After Rashi and Tosafot of course come the other major commentaries. We’ve recently finished digitizing the Rosh and the Nosei Keilim there. We’re currently working on digitizing Maharsha, Maharal, Maharsham, the Rif, and the Nosei Keilim on the Rif. We’ve also acquired digitized versions of the Pnei Yehoshua, Yad Ramah, Ramban, Shita Mekubetzet, Rashba, and Tosafot Rid. So far we’ve done Shita Mekubetzet on Brachot. While getting these into our system is difficult for the same reasons as Rashi and Tosafot, you can expect to start seeing all these commentaries appearing on Sefaria starting in a few months.
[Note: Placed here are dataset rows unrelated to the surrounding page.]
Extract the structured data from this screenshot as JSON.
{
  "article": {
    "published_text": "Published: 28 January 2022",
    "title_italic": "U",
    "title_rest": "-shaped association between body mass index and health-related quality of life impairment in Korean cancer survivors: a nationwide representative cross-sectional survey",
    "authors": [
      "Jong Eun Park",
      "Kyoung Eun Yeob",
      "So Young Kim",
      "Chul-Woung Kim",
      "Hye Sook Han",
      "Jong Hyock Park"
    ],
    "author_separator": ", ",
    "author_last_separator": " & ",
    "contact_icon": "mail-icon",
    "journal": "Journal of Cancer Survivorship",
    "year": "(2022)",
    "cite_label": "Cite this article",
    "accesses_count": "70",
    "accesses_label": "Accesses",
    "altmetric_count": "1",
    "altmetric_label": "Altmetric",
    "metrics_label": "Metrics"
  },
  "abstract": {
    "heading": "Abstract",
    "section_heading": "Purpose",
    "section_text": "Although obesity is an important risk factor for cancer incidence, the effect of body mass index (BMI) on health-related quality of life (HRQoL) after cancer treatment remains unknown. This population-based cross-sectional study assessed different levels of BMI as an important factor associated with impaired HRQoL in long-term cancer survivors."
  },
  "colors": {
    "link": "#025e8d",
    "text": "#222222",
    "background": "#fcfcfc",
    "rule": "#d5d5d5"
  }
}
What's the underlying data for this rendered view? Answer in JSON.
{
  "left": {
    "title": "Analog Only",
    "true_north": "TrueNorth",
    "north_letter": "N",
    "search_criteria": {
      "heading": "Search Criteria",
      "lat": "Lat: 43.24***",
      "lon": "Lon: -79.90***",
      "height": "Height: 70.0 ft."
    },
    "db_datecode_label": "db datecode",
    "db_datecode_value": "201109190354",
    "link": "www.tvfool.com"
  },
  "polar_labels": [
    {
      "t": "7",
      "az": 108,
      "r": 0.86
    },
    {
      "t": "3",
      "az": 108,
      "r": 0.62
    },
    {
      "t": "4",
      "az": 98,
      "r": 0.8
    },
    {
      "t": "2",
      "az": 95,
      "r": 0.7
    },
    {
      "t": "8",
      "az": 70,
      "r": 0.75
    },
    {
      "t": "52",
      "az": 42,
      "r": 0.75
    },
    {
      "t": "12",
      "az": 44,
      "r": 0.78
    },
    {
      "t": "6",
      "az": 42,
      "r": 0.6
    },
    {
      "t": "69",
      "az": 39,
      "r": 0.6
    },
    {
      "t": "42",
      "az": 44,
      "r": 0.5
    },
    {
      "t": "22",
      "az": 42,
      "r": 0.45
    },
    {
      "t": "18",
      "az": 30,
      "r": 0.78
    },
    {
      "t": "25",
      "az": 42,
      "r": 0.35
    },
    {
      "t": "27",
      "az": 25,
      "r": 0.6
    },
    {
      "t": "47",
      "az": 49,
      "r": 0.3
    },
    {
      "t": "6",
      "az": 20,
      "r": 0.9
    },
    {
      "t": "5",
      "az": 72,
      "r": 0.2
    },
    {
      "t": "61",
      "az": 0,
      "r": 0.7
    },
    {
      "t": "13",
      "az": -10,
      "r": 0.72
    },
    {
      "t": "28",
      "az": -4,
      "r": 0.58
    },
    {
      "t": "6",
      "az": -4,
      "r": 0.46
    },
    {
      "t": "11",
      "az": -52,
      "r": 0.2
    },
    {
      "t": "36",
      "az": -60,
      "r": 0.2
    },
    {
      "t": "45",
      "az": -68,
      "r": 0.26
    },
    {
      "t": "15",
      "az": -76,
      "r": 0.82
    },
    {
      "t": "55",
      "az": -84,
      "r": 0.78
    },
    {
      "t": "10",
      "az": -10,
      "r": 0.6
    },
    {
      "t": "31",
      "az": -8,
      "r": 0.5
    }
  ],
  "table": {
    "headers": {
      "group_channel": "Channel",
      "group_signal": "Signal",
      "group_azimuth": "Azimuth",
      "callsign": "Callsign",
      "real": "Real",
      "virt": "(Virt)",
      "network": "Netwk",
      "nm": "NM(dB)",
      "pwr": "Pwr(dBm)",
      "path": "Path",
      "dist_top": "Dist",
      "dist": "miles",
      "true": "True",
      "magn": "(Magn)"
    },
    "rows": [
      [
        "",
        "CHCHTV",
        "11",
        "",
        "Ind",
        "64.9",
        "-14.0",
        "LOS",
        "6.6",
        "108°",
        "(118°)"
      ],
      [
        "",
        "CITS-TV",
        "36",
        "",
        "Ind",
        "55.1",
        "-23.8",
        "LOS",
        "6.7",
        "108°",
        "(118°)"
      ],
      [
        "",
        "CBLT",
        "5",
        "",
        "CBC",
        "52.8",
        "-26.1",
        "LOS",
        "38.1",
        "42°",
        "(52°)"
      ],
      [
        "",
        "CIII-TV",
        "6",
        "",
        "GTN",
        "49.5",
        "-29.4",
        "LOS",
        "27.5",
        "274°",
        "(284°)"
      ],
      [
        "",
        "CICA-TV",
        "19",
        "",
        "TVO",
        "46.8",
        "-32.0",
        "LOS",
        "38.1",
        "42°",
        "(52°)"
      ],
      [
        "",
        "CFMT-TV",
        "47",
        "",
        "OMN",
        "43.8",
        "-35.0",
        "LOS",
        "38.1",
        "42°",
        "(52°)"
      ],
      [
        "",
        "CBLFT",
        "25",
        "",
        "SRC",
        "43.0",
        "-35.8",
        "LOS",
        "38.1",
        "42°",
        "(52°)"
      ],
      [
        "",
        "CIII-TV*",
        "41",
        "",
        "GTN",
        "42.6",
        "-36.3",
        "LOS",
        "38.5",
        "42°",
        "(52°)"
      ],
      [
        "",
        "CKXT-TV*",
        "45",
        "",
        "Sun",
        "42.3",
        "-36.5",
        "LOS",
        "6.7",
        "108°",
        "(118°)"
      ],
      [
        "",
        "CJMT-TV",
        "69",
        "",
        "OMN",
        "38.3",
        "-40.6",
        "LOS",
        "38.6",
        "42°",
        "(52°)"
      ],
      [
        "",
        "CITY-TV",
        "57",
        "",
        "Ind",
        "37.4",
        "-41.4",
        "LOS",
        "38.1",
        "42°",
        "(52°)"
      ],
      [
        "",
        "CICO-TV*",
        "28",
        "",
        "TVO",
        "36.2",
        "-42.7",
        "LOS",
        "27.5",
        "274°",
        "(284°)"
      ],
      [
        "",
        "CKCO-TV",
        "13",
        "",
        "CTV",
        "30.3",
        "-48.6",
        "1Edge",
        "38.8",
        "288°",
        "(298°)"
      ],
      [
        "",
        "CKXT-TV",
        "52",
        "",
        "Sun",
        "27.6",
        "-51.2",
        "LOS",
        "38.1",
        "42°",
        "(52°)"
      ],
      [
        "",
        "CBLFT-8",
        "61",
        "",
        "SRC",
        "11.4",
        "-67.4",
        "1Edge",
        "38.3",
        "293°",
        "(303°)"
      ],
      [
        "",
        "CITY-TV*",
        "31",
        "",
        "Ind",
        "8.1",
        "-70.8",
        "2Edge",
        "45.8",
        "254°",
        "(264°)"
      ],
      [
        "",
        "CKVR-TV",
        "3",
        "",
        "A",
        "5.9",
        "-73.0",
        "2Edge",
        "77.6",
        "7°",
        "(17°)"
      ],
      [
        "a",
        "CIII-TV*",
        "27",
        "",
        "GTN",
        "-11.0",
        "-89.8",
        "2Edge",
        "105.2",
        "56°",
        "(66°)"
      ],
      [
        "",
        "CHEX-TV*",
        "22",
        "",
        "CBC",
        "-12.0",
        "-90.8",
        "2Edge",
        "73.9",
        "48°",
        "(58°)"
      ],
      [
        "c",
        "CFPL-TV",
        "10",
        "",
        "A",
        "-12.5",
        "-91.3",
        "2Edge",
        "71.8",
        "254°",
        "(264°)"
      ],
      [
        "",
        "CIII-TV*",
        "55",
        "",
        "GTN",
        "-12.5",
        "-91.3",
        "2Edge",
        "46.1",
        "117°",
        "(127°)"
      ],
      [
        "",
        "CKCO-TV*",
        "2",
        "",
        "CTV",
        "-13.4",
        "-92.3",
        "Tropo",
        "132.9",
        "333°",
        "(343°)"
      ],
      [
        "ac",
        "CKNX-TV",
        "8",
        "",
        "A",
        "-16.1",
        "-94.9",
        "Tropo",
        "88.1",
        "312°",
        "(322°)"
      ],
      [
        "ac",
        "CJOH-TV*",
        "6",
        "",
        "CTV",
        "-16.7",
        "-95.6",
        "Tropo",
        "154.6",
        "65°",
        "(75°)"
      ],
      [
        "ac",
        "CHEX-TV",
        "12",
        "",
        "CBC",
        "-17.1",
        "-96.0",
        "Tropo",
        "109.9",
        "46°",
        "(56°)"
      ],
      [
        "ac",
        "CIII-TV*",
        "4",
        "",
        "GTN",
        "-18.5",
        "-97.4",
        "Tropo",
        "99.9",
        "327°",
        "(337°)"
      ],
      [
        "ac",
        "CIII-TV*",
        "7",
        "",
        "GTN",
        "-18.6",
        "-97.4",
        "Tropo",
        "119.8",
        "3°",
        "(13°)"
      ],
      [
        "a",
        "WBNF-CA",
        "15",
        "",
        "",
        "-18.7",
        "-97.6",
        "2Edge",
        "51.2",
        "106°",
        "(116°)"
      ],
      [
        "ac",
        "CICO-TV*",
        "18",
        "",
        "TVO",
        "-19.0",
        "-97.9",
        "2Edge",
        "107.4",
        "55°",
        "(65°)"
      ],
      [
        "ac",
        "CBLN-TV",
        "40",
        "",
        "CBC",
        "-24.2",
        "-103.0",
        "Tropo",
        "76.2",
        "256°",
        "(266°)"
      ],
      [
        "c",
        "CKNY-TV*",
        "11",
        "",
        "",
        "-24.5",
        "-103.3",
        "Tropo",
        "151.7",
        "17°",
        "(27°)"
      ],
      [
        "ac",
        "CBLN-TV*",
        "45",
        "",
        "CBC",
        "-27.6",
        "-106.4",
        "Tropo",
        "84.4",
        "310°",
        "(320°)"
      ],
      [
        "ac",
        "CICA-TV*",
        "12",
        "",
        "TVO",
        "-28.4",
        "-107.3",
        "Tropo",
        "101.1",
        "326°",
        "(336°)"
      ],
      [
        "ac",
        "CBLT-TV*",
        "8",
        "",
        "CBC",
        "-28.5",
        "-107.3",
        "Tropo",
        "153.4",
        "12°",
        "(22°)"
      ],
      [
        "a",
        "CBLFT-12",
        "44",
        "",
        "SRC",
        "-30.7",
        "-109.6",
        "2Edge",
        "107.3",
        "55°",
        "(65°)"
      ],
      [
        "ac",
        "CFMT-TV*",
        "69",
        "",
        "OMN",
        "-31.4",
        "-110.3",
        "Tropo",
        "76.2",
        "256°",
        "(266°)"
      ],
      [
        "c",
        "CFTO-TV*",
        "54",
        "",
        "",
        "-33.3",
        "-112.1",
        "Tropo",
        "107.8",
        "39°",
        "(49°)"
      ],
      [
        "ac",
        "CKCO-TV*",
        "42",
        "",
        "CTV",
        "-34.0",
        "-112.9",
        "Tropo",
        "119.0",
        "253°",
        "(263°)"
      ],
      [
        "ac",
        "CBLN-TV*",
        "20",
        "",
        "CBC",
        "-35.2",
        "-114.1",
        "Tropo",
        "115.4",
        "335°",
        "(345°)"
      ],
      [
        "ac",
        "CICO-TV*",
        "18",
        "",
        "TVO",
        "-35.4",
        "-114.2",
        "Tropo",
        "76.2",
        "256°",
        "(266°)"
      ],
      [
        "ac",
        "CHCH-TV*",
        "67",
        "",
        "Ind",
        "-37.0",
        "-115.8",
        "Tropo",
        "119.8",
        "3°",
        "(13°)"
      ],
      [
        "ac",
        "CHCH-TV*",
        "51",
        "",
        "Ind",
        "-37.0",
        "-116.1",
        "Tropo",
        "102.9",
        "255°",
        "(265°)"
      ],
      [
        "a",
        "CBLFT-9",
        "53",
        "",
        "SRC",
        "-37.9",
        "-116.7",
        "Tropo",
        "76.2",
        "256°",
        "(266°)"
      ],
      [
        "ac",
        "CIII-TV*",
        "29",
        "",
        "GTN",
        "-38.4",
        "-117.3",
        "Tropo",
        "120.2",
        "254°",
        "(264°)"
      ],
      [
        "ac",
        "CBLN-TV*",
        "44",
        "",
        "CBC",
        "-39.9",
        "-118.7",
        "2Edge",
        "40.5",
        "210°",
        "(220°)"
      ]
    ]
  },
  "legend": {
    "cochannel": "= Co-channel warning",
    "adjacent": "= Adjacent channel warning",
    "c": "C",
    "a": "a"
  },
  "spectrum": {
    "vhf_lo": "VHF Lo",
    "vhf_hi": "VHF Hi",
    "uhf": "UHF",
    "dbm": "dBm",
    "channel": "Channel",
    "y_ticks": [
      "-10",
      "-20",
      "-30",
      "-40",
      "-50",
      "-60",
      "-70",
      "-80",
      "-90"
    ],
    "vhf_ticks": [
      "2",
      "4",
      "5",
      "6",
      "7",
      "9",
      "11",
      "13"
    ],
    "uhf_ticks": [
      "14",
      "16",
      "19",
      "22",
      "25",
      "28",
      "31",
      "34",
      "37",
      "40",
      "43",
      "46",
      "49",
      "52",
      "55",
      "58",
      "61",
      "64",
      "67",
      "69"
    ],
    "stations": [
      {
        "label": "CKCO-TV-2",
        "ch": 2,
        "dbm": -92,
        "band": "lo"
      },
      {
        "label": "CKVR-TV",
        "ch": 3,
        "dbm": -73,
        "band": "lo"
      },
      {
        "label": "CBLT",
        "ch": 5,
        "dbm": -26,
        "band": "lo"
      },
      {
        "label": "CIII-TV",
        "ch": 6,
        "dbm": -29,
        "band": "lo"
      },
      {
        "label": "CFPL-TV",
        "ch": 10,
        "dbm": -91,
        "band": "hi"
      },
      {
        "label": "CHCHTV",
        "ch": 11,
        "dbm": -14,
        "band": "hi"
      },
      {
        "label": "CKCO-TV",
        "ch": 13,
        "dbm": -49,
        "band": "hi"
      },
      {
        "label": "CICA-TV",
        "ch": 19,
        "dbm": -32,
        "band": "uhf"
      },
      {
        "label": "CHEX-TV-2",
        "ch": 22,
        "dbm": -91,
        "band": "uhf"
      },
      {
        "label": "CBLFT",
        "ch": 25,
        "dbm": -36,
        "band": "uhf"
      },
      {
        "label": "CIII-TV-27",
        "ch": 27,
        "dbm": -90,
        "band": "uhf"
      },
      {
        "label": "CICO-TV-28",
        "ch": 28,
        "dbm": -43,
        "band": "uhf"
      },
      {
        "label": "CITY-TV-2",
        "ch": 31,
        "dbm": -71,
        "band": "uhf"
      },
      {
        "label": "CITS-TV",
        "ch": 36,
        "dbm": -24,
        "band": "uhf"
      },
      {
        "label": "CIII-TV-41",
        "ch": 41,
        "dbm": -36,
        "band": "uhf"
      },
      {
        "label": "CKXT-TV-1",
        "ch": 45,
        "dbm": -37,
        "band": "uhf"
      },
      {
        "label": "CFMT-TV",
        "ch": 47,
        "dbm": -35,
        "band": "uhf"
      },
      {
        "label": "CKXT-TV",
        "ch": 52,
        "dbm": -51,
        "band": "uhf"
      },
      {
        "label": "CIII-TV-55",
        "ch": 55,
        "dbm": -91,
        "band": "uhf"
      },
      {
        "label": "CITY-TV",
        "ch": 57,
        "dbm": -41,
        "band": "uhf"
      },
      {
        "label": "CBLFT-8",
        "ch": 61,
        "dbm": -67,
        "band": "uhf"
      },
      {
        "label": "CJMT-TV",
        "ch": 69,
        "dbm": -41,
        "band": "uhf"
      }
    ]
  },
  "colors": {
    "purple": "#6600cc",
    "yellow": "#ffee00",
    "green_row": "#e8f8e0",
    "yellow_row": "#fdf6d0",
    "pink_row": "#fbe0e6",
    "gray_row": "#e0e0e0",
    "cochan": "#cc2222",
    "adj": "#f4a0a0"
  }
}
Lastly, we’re also working on a few other features that should be helpful to people including an integrated dictionary with data from Jastrow and the Comprehensive Aramaic Lexicon, as well as a way of integrating the Mesorat Hashas and Ein Mishpat Ner Mitzvah. We’re also going to put in links to the Mishnah whenever the Gemarah quotes a Mishnah so that you can easily navigate to the Mishnah to see the various Mishnah commentaries we have. Currently that includes Ovadia M’Bartenura and the Tosafot Yom Tov, but we should be adding the Rambam this summer.
What other features would you find useful? One of the advantages to our system is that while extracting text is much more difficult than just putting images online, it also gives us a lot more flexibility and allows for the building of some features which may not have been possible before.